La Direction générale de la concurrence, de la consommation et de la répression des fraudes (DGCCRF) propose une définition officielle du hameçonnage ou phishing. Il s’agit d'une technique frauduleuse destinée à leurrer sa victime pour l'inciter à communiquer des données personnelles.

Le mot “phishing” trouve quant à lui son origine dans une combinaison d'expressions anglaises. Le cyberpirate part “à la pêche” à la victime, ce qui se traduit en anglais par “to fish”. Il utilise donc un hameçon, la langue française traduit donc le terme par “hameçonnage”. Le hacker hérite en outre de la tradition des “phreaks” : il fait des expérimentations sur les réseaux d’information. D’où le “ph-” de “phishing”.

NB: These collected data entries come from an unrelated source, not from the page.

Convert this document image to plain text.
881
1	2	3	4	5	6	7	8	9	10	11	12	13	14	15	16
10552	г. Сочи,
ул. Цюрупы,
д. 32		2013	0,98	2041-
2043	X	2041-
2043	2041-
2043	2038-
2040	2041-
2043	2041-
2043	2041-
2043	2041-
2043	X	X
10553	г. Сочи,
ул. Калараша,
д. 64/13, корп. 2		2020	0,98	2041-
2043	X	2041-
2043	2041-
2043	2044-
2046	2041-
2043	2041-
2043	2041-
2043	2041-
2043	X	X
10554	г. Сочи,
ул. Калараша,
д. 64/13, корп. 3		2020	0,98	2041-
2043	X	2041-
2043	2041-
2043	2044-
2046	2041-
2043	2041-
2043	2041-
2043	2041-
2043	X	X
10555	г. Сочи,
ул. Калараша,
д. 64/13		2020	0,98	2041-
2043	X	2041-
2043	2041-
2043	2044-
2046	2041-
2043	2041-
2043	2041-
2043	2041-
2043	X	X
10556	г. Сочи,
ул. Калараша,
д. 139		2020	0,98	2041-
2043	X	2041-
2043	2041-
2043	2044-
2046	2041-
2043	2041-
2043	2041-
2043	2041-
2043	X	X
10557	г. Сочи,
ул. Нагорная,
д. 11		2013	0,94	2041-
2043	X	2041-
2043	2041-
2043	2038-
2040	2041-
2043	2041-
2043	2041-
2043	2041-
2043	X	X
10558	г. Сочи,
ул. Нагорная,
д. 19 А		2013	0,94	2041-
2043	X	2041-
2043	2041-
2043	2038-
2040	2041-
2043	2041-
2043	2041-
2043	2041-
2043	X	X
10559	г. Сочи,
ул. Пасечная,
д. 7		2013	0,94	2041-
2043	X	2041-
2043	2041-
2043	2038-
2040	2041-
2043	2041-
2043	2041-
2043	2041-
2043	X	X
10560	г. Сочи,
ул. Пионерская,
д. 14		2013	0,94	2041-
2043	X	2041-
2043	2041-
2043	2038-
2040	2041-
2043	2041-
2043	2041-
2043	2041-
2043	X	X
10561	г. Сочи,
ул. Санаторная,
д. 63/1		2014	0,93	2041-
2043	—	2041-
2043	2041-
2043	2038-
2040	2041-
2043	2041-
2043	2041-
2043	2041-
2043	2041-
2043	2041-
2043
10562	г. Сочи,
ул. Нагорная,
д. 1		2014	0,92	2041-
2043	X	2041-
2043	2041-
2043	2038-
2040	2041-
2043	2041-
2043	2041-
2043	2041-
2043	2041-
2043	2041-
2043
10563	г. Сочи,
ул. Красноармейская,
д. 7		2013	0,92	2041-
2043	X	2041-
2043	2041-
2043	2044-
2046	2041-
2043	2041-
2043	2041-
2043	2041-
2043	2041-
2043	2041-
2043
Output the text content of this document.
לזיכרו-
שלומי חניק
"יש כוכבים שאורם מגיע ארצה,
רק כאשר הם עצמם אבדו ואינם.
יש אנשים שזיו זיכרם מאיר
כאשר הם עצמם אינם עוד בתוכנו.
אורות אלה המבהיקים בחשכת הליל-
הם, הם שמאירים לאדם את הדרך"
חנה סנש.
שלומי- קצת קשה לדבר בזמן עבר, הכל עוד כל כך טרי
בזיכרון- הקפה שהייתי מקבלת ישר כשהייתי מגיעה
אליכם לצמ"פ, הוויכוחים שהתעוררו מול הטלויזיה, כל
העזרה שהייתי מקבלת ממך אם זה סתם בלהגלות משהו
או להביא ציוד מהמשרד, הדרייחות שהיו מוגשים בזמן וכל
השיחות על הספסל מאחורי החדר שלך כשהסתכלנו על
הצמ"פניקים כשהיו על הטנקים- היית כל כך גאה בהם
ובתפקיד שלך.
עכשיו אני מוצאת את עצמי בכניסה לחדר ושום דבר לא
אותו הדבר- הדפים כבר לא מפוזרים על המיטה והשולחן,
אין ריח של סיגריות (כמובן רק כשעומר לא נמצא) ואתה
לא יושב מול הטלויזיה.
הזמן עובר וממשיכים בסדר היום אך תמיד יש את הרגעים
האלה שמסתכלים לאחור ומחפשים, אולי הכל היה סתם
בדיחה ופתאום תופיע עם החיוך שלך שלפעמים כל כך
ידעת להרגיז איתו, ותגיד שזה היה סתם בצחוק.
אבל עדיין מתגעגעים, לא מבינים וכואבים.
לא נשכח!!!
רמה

Les trois composants qui permettent de qualifier une cyberattaque d'hameçonnage” sont :

  • le fait que l’attaque soit menée sur les réseaux de télécommunications : emails, mais aussi appels téléphoniques, réseaux sociaux ou SMS ;
  • le pirate se fait passer pour un tiers de confiance : un interlocuteur récurrent ou une organisation fiable, comme votre banque ;
  • Il vise le vol d’informations sensibles : des données personnelles comme un numéro de sécurité sociale, des données de comptes bancaires ou de votre carte bancaire.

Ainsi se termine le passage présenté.